Duncan Ferguson’s place among Blue royalty was crystalised at the Club’s 6th Annual Awards ceremony in 2011 as the imperious striker took on Everton Giant status.
Each year one individual is inducted to this elite group of Goodison alumni who, through time, have elevated themselves above the rest.
Those who have fought with an unstinting passion, those who have entertained, those to have worn the shirt with boundless pride and those to have made an impression so lasting that it passes from one generation to the next.
And if there was ever any doubt that Duncan belonged in such esteemed company, it was instantly dispelled in those raw moments when he was presented to the crowd before the win over Man City that season - Goodison rising in unison to salute one of its favourite sons.
On the pitch Ferguson could be savage, merciless, unplayable – a man who played on the edge. Off the pitch his teammates oft spoke of his human qualities – the softly-spoken gentleman who had time for everyone – funny, kind and considerate.
And it was those traits that shone through when the truly humbled Scot soaked up a standing ovation before collecting his award from compatriot and former teammate David Weir and ex-Blues assistant manager Alan Irvine.
"This is an unbelievable honour," he said on the night. "I have been away for a few years and you think people have forgotten you.
"This Club has been a big part of my life and this city has been a big part of my life. I met my wife here and my three kids were born here.
"I miss the place, I miss the football and I miss the derbies. You are a long time retired, I have been retired for five years and it feels like 25. So to the players that are here now, stay in football as long as you can and stay at this Club as long as you can because there is only one way after leaving this Club, and that is down.
"The fans here have always been great towards me. They are unbelievable. They took me in and they are the best fans in the country, if not the world."
Duncan initially joined Everton on loan in 1994 but Joe Royle made the switch permanent when he took over and Ferguson scored his first goal against Liverpool in the manager's first match.
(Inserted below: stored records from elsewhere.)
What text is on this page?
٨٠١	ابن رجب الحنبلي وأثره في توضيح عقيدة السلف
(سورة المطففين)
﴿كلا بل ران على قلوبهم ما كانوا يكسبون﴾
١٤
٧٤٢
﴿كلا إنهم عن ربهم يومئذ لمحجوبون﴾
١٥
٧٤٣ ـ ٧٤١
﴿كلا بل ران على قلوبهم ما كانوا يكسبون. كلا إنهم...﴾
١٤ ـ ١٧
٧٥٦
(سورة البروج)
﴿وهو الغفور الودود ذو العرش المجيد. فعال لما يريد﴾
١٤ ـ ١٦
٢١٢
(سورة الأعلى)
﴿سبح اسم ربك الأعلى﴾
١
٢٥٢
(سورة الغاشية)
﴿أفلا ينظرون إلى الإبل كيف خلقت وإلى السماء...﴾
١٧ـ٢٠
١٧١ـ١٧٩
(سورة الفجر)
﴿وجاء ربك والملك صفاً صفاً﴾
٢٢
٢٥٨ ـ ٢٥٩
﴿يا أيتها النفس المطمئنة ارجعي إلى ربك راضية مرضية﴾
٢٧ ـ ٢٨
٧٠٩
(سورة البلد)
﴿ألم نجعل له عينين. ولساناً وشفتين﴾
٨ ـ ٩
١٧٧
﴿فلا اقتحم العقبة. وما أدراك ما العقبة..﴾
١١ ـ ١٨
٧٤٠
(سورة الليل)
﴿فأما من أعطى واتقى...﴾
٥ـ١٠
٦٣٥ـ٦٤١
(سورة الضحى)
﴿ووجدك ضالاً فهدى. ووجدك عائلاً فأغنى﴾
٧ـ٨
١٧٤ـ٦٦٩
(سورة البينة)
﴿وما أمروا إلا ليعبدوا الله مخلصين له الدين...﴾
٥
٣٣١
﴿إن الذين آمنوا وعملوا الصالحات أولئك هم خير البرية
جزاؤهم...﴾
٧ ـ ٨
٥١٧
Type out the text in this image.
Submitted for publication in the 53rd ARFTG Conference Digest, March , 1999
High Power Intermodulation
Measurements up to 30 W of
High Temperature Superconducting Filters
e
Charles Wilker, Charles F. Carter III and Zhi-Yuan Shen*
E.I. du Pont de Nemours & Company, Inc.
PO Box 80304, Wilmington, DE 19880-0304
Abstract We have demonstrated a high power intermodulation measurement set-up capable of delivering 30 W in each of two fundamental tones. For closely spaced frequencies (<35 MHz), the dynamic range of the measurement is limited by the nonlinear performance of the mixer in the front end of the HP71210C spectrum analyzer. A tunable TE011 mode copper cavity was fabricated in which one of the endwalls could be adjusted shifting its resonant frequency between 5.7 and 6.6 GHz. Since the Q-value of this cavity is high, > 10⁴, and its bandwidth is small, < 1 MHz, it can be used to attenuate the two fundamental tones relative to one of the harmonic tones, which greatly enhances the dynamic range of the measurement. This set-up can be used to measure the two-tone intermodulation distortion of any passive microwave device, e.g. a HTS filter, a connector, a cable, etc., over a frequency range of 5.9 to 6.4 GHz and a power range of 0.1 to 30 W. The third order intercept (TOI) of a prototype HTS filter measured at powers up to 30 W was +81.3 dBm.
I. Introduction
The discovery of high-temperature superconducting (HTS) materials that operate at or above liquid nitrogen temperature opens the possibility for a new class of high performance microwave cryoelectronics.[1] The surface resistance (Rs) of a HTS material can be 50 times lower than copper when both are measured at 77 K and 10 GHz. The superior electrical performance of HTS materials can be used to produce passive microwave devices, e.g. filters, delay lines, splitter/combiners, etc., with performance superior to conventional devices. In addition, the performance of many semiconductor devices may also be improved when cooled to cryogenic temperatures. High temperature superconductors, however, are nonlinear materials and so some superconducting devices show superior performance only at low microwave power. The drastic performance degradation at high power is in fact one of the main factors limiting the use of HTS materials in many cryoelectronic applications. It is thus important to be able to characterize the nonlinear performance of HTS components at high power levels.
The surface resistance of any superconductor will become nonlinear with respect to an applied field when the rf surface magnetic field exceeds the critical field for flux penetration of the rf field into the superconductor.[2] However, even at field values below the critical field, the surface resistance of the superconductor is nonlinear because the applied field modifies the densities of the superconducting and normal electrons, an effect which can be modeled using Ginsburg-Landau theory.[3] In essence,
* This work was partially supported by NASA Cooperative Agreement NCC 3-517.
He of course went on to finish that season with the one honour of his career – the 1995 FA Cup.
Such goals became a theme for Ferguson with his contributions in big games against the Reds and Manchester United quickly etching his name into Blues folklore. The striker invariably saved his best for when he faced the best.
In all, Duncan gave 10 years to the Club across two spells – an 18-month stint with Newcastle splitting his Everton love affair.
Yes, both injuries and disciplinary indiscretions blighted his career and ensured Evertonians only saw his best sporadically.
But there is little doubt of the man’s talent. Defenders were often rendered helpless by his rugged aerial dominance while the sweetness in his left foot was underestimated by those who didn’t see him play regularly.
Duncan was a symbol for the Club just like the Everton crest tattooed on his arm emblemised his pride at donning the No.9 shirt.
And it was the passion and determination he showed on the pitch that gave him that empathy with the fans who adored him and afforded him cult hero status on the terraces.
His 71 goal return fails to reflect his talent with the aforementioned injuries robbing him of time on the pitch.
That said, when wearing the famous royal Blue, not one second expired where Duncan was anything but focused, bloody-minded and motivated with every fibre of his being in giving his all for the Club.